More than four months after he was killed in the opening strikes of the war with the United States and Israel, Ali Khamenei, who ruled the country for more than three decades with an iron first, is finally being buried.
Starting on July 4, Iran is staging what officials are calling one of the largest, most complex funerals in its history: five days of ceremonies stretching across Tehran, Qom, and Mashhad -- with stops in Baghdad, Karbala, and Najaf in neighboring Iraq -- before his body reaches its final resting place at the Imam Reza shrine on July 9.
The event is expected to have the scale of pageantry usually reserved for founding figures, but having ruled Iran for nearly 37 years, Khamenei leaves as the Islamic republic's longest-serving supreme leader and a defining force in Iran's modern history.
The drawn-out affair, according to Taghi Rahmani, a rights activist and husband of Nobel Peace Prize Winner Narges Mohammadi, is designed as a show of the state "still standing" and reasserting itself after the war. It will also attempt to gloss over the deaths of tens of thousands of Iranians at the hands of Khamenei's regime.
Rahmani added that the Islamic republic is trying to project strength both to foreign audiences and domestically, through fear and authority, even as he says the gap between the state and Iranian society is vast -- a population he described as impoverished, weakened, repressed, and resentful, but also cowed by a postwar execution wave .
Why Now, And Why Like This
The funeral was supposed to happen in March, not long after he was killed on February 28. It didn't, and the reasons for the delay tell their own story about the state Iran finds itself in.
Plans were revised repeatedly in the immediate aftermath of Khamenei's death since the country was still at war. So, officials weighed security threats, uncertainty over foreign attendance, and an unresolved succession question.
What emerged instead was a body kept in storage for months while the Islamic republic tried to figure out how to bury its second supreme leader without the ceremony collapsing into chaos or becoming a flashpoint itself.
Security is now the dominant concern, with sources telling RFE/RL's Radio Farda that there is heightened security around Tehran's Mosala prayer grounds, where the funeral procession will begin.
Planners are also trying to avoid a repeat of two infamous disasters: The crush that killed eight and injured thousands at Ayatollah Ruhollah Khomeini's funeral in 1989, and the stampede that killed scores at General Qassem Soleimani's burial in 2020. Provincial officials in Khorasan Razavi, where Khamenei will be interred, have floated using helicopters to manage crowds around the casket.
Khomeini's funeral also saw thousands of mourners rushing toward the casket of the Islamic republic's founder, causing his shroud-wrapped body to roll out. Organizers will certainly want to avoid a repeat of that.
The Reckoning
The staging can't fully paper over what Khamenei's rule actually meant for the people being asked to mourn him.

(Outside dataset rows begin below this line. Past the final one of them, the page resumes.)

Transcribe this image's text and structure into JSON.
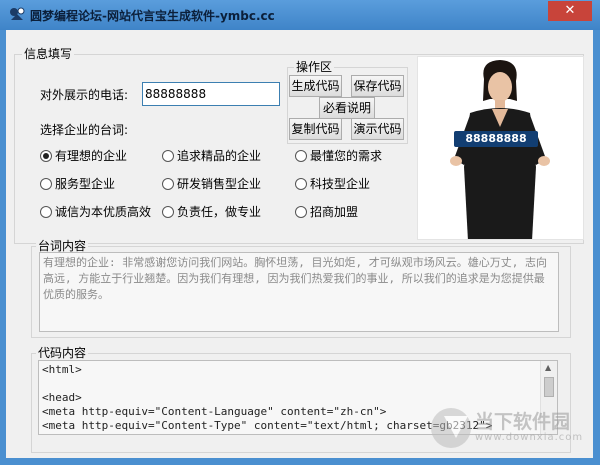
{
  "window": {
    "title": "圆梦编程论坛-网站代言宝生成软件-ymbc.cc",
    "close_glyph": "✕"
  },
  "info_group": {
    "legend": "信息填写",
    "phone_label": "对外展示的电话:",
    "phone_value": "88888888",
    "slogan_label": "选择企业的台词:"
  },
  "operations": {
    "legend": "操作区",
    "generate_label": "生成代码",
    "save_label": "保存代码",
    "help_label": "必看说明",
    "copy_label": "复制代码",
    "demo_label": "演示代码"
  },
  "slogan_options": [
    {
      "label": "有理想的企业",
      "checked": true
    },
    {
      "label": "追求精品的企业",
      "checked": false
    },
    {
      "label": "最懂您的需求",
      "checked": false
    },
    {
      "label": "服务型企业",
      "checked": false
    },
    {
      "label": "研发销售型企业",
      "checked": false
    },
    {
      "label": "科技型企业",
      "checked": false
    },
    {
      "label": "诚信为本优质高效",
      "checked": false
    },
    {
      "label": "负责任，做专业",
      "checked": false
    },
    {
      "label": "招商加盟",
      "checked": false
    }
  ],
  "preview": {
    "sign_number": "88888888"
  },
  "slogan_content": {
    "legend": "台词内容",
    "text": "有理想的企业: 非常感谢您访问我们网站。胸怀坦荡, 目光如炬, 才可纵观市场风云。雄心万丈, 志向高远, 方能立于行业翘楚。因为我们有理想, 因为我们热爱我们的事业, 所以我们的追求是为您提供最优质的服务。"
  },
  "code_content": {
    "legend": "代码内容",
    "lines": "<html>\n\n<head>\n<meta http-equiv=\"Content-Language\" content=\"zh-cn\">\n<meta http-equiv=\"Content-Type\" content=\"text/html; charset=gb2312\">"
  },
  "watermark": {
    "main": "当下软件园",
    "sub": "www.downxia.com"
  },
  "colors": {
    "titlebar": "#4a8fd0",
    "close_button": "#c8443a",
    "sign_background": "#123e72"
  }
}
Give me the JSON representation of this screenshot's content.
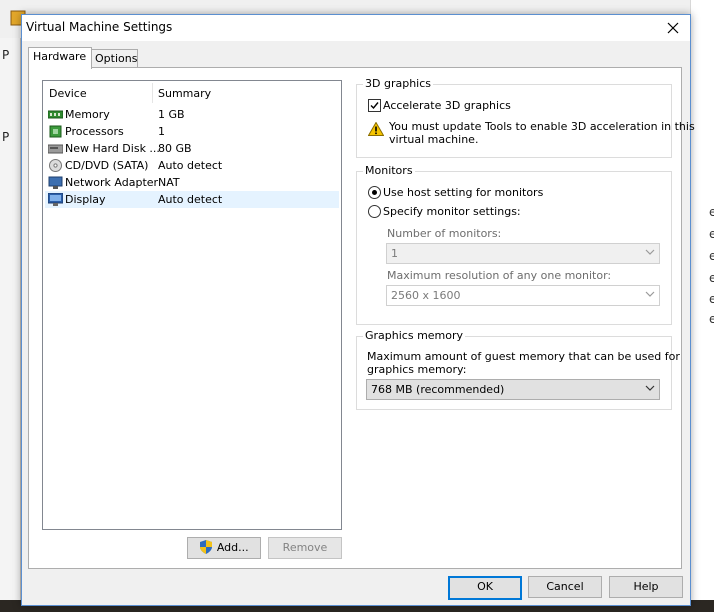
{
  "window": {
    "title": "Virtual Machine Settings"
  },
  "tabs": [
    {
      "label": "Hardware"
    },
    {
      "label": "Options"
    }
  ],
  "device_list": {
    "columns": {
      "device": "Device",
      "summary": "Summary"
    },
    "rows": [
      {
        "name": "Memory",
        "summary": "1 GB",
        "icon": "memory-icon"
      },
      {
        "name": "Processors",
        "summary": "1",
        "icon": "processor-icon"
      },
      {
        "name": "New Hard Disk ...",
        "summary": "80 GB",
        "icon": "hard-disk-icon"
      },
      {
        "name": "CD/DVD (SATA)",
        "summary": "Auto detect",
        "icon": "cd-dvd-icon"
      },
      {
        "name": "Network Adapter",
        "summary": "NAT",
        "icon": "network-adapter-icon"
      },
      {
        "name": "Display",
        "summary": "Auto detect",
        "icon": "display-icon",
        "selected": true
      }
    ]
  },
  "list_buttons": {
    "add": "Add...",
    "remove": "Remove"
  },
  "graphics_3d": {
    "title": "3D graphics",
    "accelerate_label": "Accelerate 3D graphics",
    "accelerate_checked": true,
    "warning_line1": "You must update Tools to enable 3D acceleration in this",
    "warning_line2": "virtual machine."
  },
  "monitors": {
    "title": "Monitors",
    "use_host_label": "Use host setting for monitors",
    "specify_label": "Specify monitor settings:",
    "selected": "use_host",
    "number_label": "Number of monitors:",
    "number_value": "1",
    "max_res_label": "Maximum resolution of any one monitor:",
    "max_res_value": "2560 x 1600"
  },
  "graphics_memory": {
    "title": "Graphics memory",
    "desc_line1": "Maximum amount of guest memory that can be used for",
    "desc_line2": "graphics memory:",
    "value": "768 MB (recommended)"
  },
  "footer": {
    "ok": "OK",
    "cancel": "Cancel",
    "help": "Help"
  },
  "background": {
    "left_fragments": [
      "P",
      "P"
    ],
    "right_fragments": [
      "e",
      "e",
      "e",
      "e",
      "e",
      "e"
    ]
  },
  "colors": {
    "accent": "#0078d7",
    "warning": "#f5c400"
  }
}
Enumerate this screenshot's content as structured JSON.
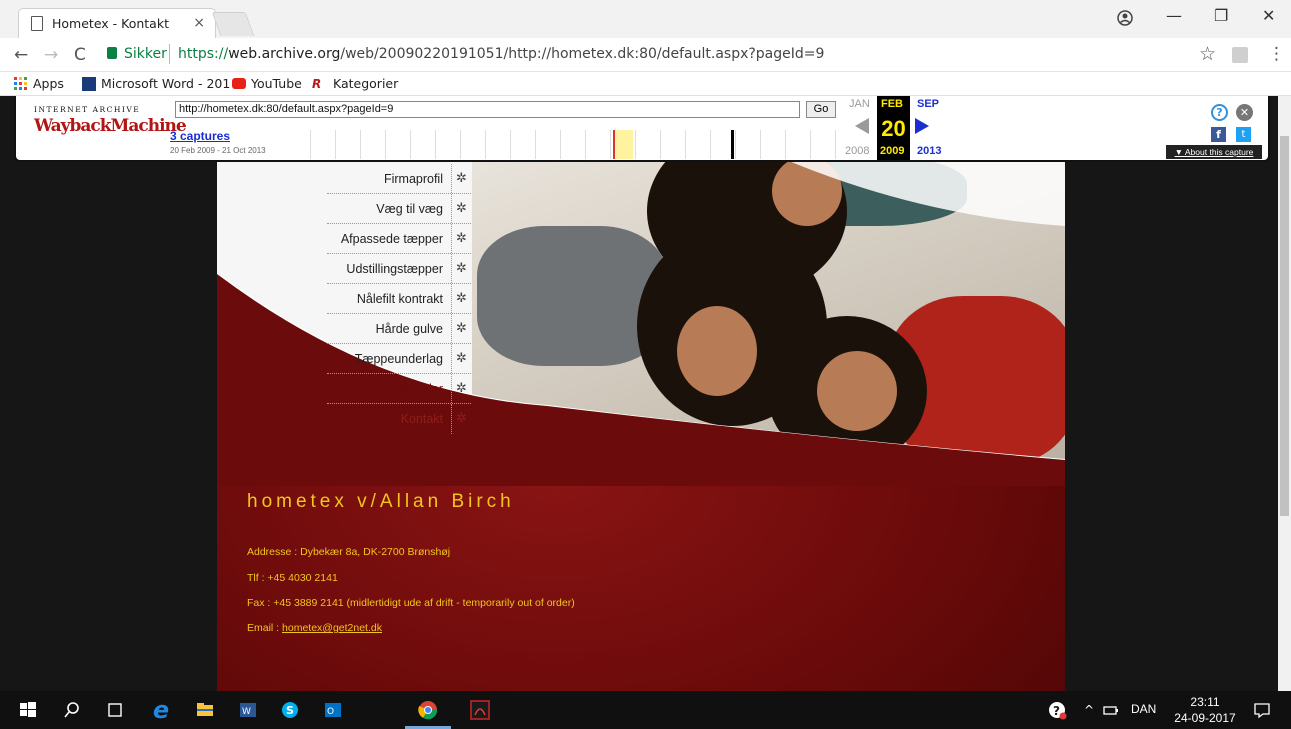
{
  "browser": {
    "tab_title": "Hometex - Kontakt",
    "tab_close": "×",
    "back": "←",
    "forward": "→",
    "reload": "C",
    "secure_label": "Sikker",
    "url_proto": "https://",
    "url_host": "web.archive.org",
    "url_path": "/web/20090220191051/http://hometex.dk:80/default.aspx?pageId=9",
    "star": "☆",
    "menu": "⋮",
    "minimize": "—",
    "restore": "❐",
    "close": "✕"
  },
  "bookmarks": [
    {
      "label": "Apps",
      "icon": "apps-grid-icon",
      "color": "#e53935"
    },
    {
      "label": "Microsoft Word - 201",
      "icon": "word-icon",
      "color": "#1a3a78"
    },
    {
      "label": "YouTube",
      "icon": "youtube-icon",
      "color": "#e62117"
    },
    {
      "label": "Kategorier",
      "icon": "kategorier-icon",
      "color": "#b71c1c"
    }
  ],
  "wayback": {
    "logo_top": "INTERNET ARCHIVE",
    "logo_main": "WaybackMachine",
    "url": "http://hometex.dk:80/default.aspx?pageId=9",
    "go": "Go",
    "captures": "3 captures",
    "range": "20 Feb 2009 - 21 Oct 2013",
    "prev_month": "JAN",
    "cur_month": "FEB",
    "next_month": "SEP",
    "day": "20",
    "prev_year": "2008",
    "cur_year": "2009",
    "next_year": "2013",
    "help": "?",
    "close": "✕",
    "fb": "f",
    "tw": "t",
    "about": "▼ About this capture"
  },
  "site": {
    "menu": [
      "Firmaprofil",
      "Væg til væg",
      "Afpassede tæpper",
      "Udstillingstæpper",
      "Nålefilt kontrakt",
      "Hårde gulve",
      "Tæppeunderlag",
      "Nyheder",
      "Kontakt"
    ],
    "gear": "✲",
    "company": "hometex v/Allan Birch",
    "address": "Addresse : Dybekær 8a, DK-2700 Brønshøj",
    "phone": "Tlf :   +45 4030 2141",
    "fax": "Fax : +45 3889 2141 (midlertidigt ude af drift - temporarily out of order)",
    "email_label": "Email : ",
    "email": "hometex@get2net.dk"
  },
  "taskbar": {
    "lang": "DAN",
    "time": "23:11",
    "date": "24-09-2017"
  }
}
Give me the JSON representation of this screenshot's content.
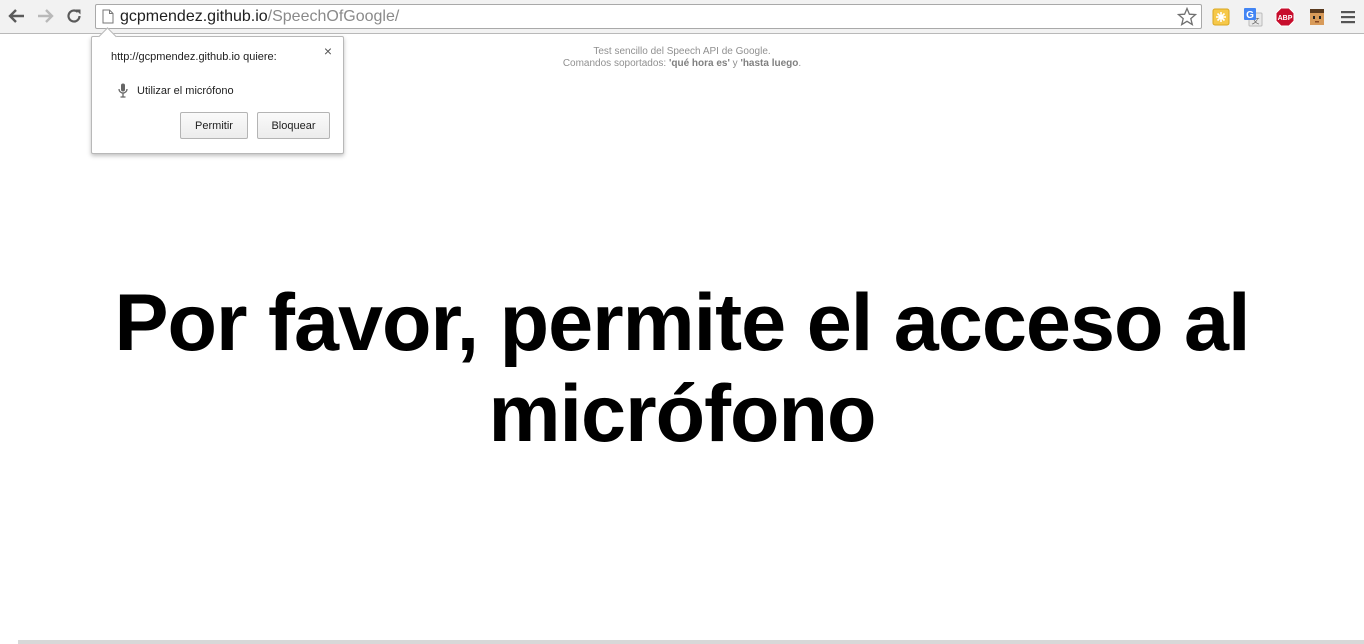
{
  "browser": {
    "url_host": "gcpmendez.github.io",
    "url_path": "/SpeechOfGoogle/",
    "extensions": [
      {
        "name": "sticky-note-icon",
        "color": "#f4c430"
      },
      {
        "name": "google-translate-icon",
        "color": "#4285f4"
      },
      {
        "name": "adblock-plus-icon",
        "label": "ABP",
        "color": "#c70d2c"
      },
      {
        "name": "character-face-icon",
        "color": "#d89b5a"
      }
    ]
  },
  "permission_bubble": {
    "title": "http://gcpmendez.github.io quiere:",
    "permission_label": "Utilizar el micrófono",
    "close_glyph": "×",
    "allow_label": "Permitir",
    "block_label": "Bloquear"
  },
  "page": {
    "subtitle_line1": "Test sencillo del Speech API de Google.",
    "subtitle_line2_prefix": "Comandos soportados: ",
    "command1": "'qué hora es'",
    "subtitle_join": " y ",
    "command2": "'hasta luego",
    "subtitle_end": ".",
    "headline_line1": "Por favor, permite el acceso al",
    "headline_line2": "micrófono"
  }
}
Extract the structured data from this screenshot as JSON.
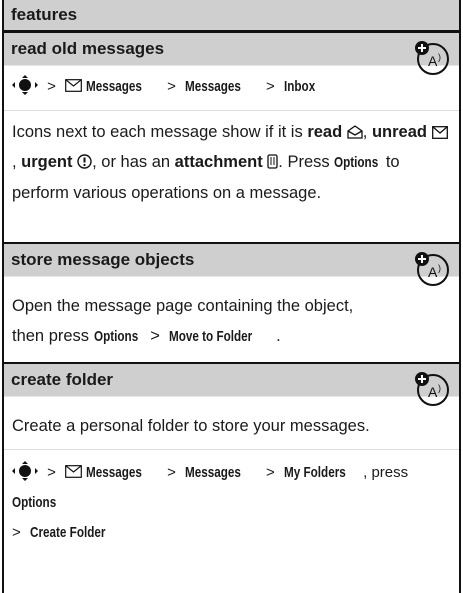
{
  "header": {
    "title": "features"
  },
  "sections": [
    {
      "title": "read old messages",
      "path": [
        "Messages",
        "Messages",
        "Inbox"
      ],
      "desc": {
        "icons_next": "Icons next to each message show if it is",
        "read": "read",
        "unread": "unread",
        "urgent": "urgent",
        "or_has": ", or has an",
        "attachment": "attachment",
        "press": "Press",
        "options": "Options",
        "rest": "to perform various operations on a message."
      }
    },
    {
      "title": "store message objects",
      "text_a": "Open the message page containing the object, then press",
      "options": "Options",
      "move": "Move to Folder"
    },
    {
      "title": "create folder",
      "text": "Create a personal folder to store your messages.",
      "path": [
        "Messages",
        "Messages",
        "My Folders"
      ],
      "press": ", press",
      "options": "Options",
      "create": "Create Folder"
    }
  ],
  "icons": [
    "network-service-icon",
    "nav-key-icon",
    "envelope-icon",
    "read-icon",
    "unread-icon",
    "urgent-icon",
    "attachment-icon"
  ]
}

For over three decades he sat atop a system that treated dissent as foreign conspiracy and answered it with deadly force -- from the 2009 Green Movement to the 2022 Women, Life, Freedom uprising to the deadly protest wave that broke out just weeks before the war began.
So it's not surprising that, among many others, the families of protesters killed by security forces celebrated Khamenei's death in the war, despite the conflict fueling fear and anxiety in society.
"I felt that justice had prevailed over oppression," Moslem Haqiqi, whose son Milan Haqiqi was killed in 2022, told Radio Farda. "It brought some comfort to the wounds that had weighed heavily on my heart for years."
But some argue that Khamenei's death in the strike on his residence gave the Islamic republic an opportunity to cast him as a sanctified figure and to try to rebuild some of its crumbling legitimacy through a funeral even larger than those held for Khomeini or Soleimani.
Rahmani framed the war itself as bad luck for Iran's political opposition.
"This war in fact rendered many efforts less effective, weakened Iran's middle class considerably, and for now the regime has established authority and fear," he said. Still, he argued that dominance is fragile and could still collapse with the right strategy from opposition forces.
Watch For Mojtaba
The single biggest open question hanging over the week is whether Iran's third supreme leader shows up at all.
Mojtaba Khamenei has not been seen in public since the war began in February. No video, audio, or new photograph of him has surfaced since his appointment -- only written statements read aloud on state television.
Even his father-in-law, Gholam Ali Haddad Adel, has said publicly he's had no contact with him and no information about his condition since before the war. Mojtaba didn't even attend the July 2 funeral for his wife, who was killed in the same strike that killed his father.
Officials organizing the funeral have declined to say whether he'll attend.
If he does appear, the moment to watch isn't whether he's somewhere in the crowd -- it's whether he leads the funeral prayer himself. Some observers believe Mojtaba could take it on if he attends, though officials have given no indication either way. Stepping to the front to lead prayers over his own father's body would be the closest thing to a public coronation this succession has had.